L'excellent éditeur Potemkine a la plutôt chouette initiative de lancer une souscription participative pour pouvoir sortir en Blu-Ray les films de Nicolas Roeg, réalisateur dont ils ont les droits et qu'ils ne sortiront, en cas d'échec, qu'en DVD. C'est une bonne initiative, car si les financements participatifs, il y en a un peu trop en ce moment pour financer tout et n'importe quoi – et surtout n'importe quoi –, il n'y a ici pas d'arnaque. Ce que vous mettez en thune, vous le récupérez en valeur marchande sur les éditions récupérées en cas de succès.

Et voir le plastiquement irréprochable et incroyablement flippant Ne vous retournez pas en Blu-Ray, ça doit être super chouette. Balancez la thune, c'est ici que ça se passe.

LA TRILOGIE MAD MAX
Réalisateur : George Miller
Éditeur : Warner, sortie le 6 mai 2015

Alors que vient de sortir l'impressionnant Fury Road, les trois premiers Mad Max de Byron Kennedy, George Miller et Joseph Campbell ressortent sans surprise en Blu-Ray (jusqu'à la sortie probable d'un nouveau package d'ici quelques mois qui inclura le quatrième épisode). Rien de neuf depuis le dernier coffret à part un nouveau visuel, pas même la présentation enregistrée par Mel Gibson proposée sur le dernier Blu-Ray américain, ni le commentaire audio de notre acteur et réalisateur préféré à tous – que je ne fais qu'imaginer pour le moment et que j'espère très fort dans mon petit cœur tant il est passionnant dans l'exercice sur ses propres films. On y apprendrait alors tout ce qu'il a appris avec George Miller et qu'il n'a ensuite eu de cesse de perfectionner jusqu'au prodigieux Apocalypto. Cela n'arrivera sûrement jamais, il faudra que j'aille lui demander moi-même. Rien non plus sur ces Blu-Ray pour rappeler que Miller n'est pas que le créateur de Max et que sa filmographie sans faute est à redécouvrir, à commencer par son grand mélodrame Lorenzo, qui attend lui aussi un support correct.

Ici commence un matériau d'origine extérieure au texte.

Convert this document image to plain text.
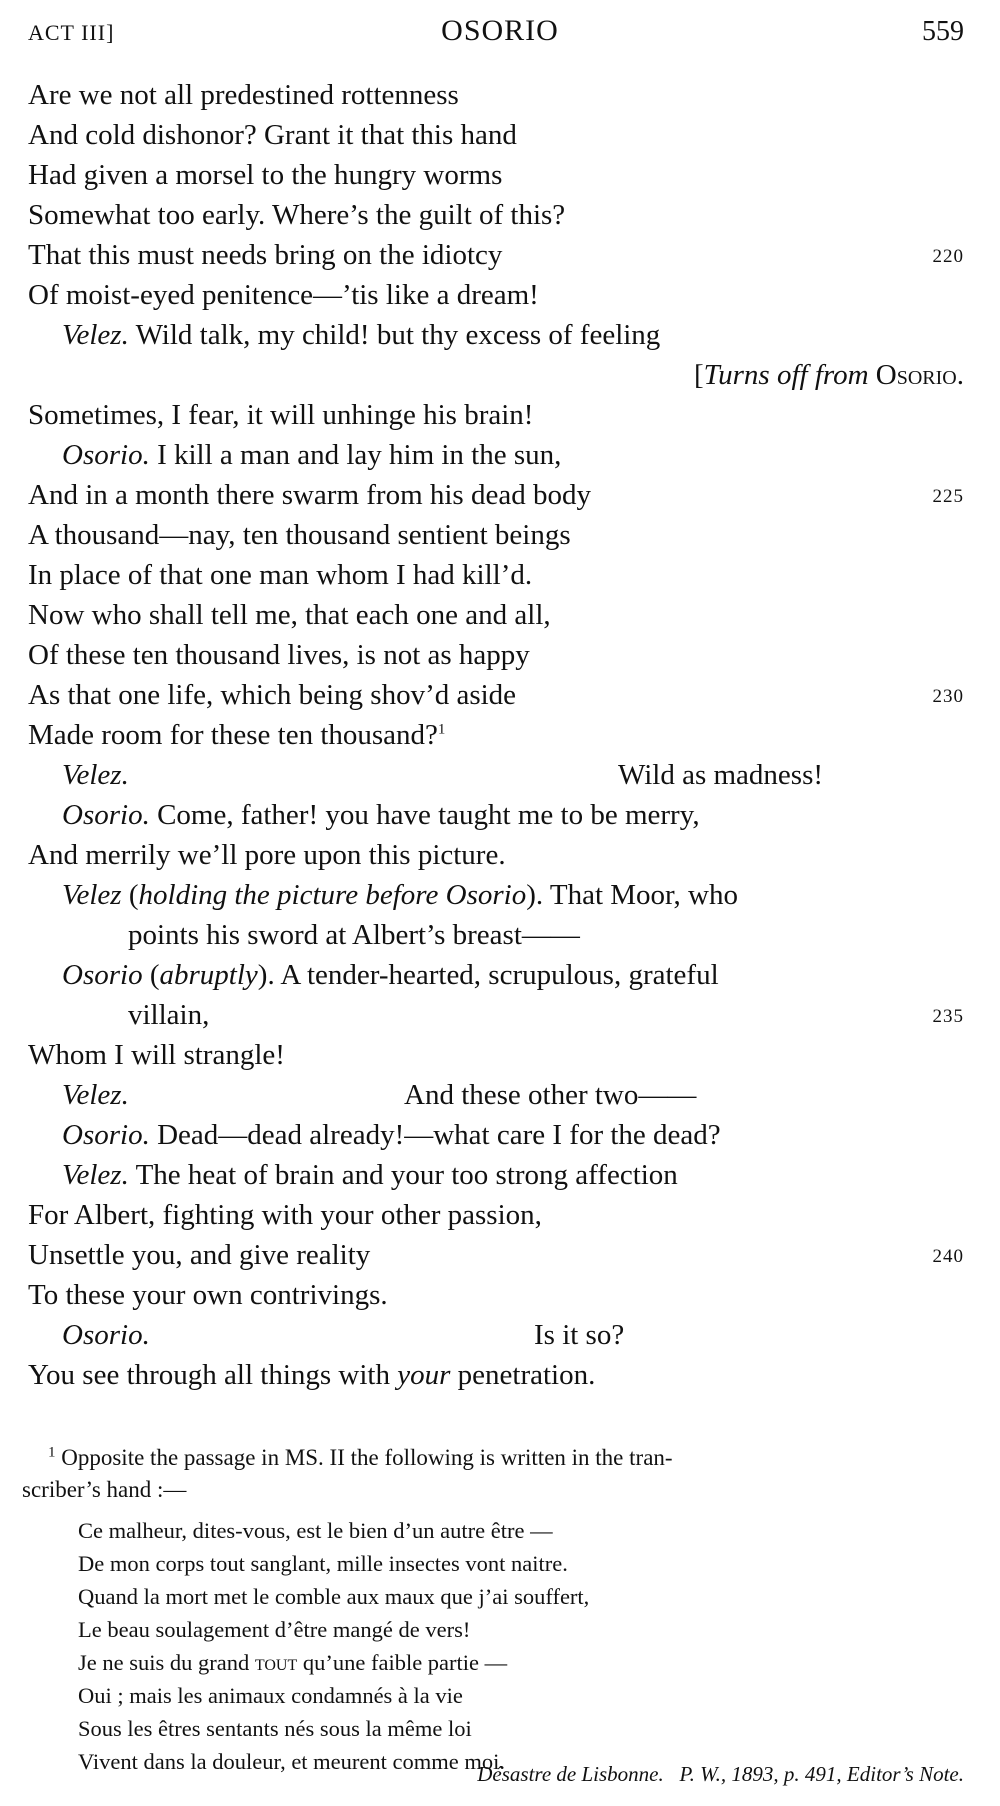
ACT III]	OSORIO	559
Are we not all predestined rottenness
And cold dishonor? Grant it that this hand
Had given a morsel to the hungry worms
Somewhat too early. Where’s the guilt of this?
That this must needs bring on the idiotcy	220
Of moist-eyed penitence—’tis like a dream!
Velez. Wild talk, my child! but thy excess of feeling
[Turns off from Osorio.
Sometimes, I fear, it will unhinge his brain!
Osorio. I kill a man and lay him in the sun,
And in a month there swarm from his dead body	225
A thousand—nay, ten thousand sentient beings
In place of that one man whom I had kill’d.
Now who shall tell me, that each one and all,
Of these ten thousand lives, is not as happy
As that one life, which being shov’d aside	230
Made room for these ten thousand?$^1$
Velez.	Wild as madness!
Osorio. Come, father! you have taught me to be merry,
And merrily we’ll pore upon this picture.
Velez (holding the picture before Osorio). That Moor, who
points his sword at Albert’s breast——
Osorio (abruptly). A tender-hearted, scrupulous, grateful
villain,	235
Whom I will strangle!
Velez.	And these other two——
Osorio. Dead—dead already!—what care I for the dead?
Velez. The heat of brain and your too strong affection
For Albert, fighting with your other passion,
Unsettle you, and give reality	240
To these your own contrivings.
Osorio.	Is it so?
You see through all things with your penetration.
$^1$ Opposite the passage in MS. II the following is written in the tran-
scriber’s hand :—
Ce malheur, dites-vous, est le bien d’un autre être —
De mon corps tout sanglant, mille insectes vont naitre.
Quand la mort met le comble aux maux que j’ai souffert,
Le beau soulagement d’être mangé de vers!
Je ne suis du grand tout qu’une faible partie —
Oui ; mais les animaux condamnés à la vie
Sous les êtres sentants nés sous la même loi
Vivent dans la douleur, et meurent comme moi.
Désastre de Lisbonne. P. W., 1893, p. 491, Editor’s Note.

Il faut regarder ailleurs pour trouver des compléments à la tétralogie Mad Max : quelques vidéos de tournage sur Internet, ou le coffret regroupant les quatre premiers films de l'autre maître du cinéma australien Peter Weir (à qui Miller a piqué le chef-opérateur et auquel Mel Gibson doit sans doute son sens de l'immersion), sorti il y a quelques années, où l'on trouve 40 000 ans de rêves , un documentaire réalisé en 1997 par George Miller lui-même, où il revient entre autres sur le héros aux mille et un visages qu'est Max Rockatansky, mais aussi sur son rapport avec Jung et les aborigènes. Les curieux, s'il en reste, iront également jeter des coups d'œil sur le blog de Seri Zed. Comme on vous l'a dit la semaine dernière, ce fou maniaque entreprend depuis quelques années un travail archéologique sur la création de ces films, en allant à la rencontre des techniciens, acteurs, cascadeurs, preneurs de son, chauffeurs, cantiniers, c'est-à-dire tous ceux qui ont participé de près ou de loin à l'histoire de Max. À l'exception de George et Mel pour le moment. Mais rien n'est perdu, hein.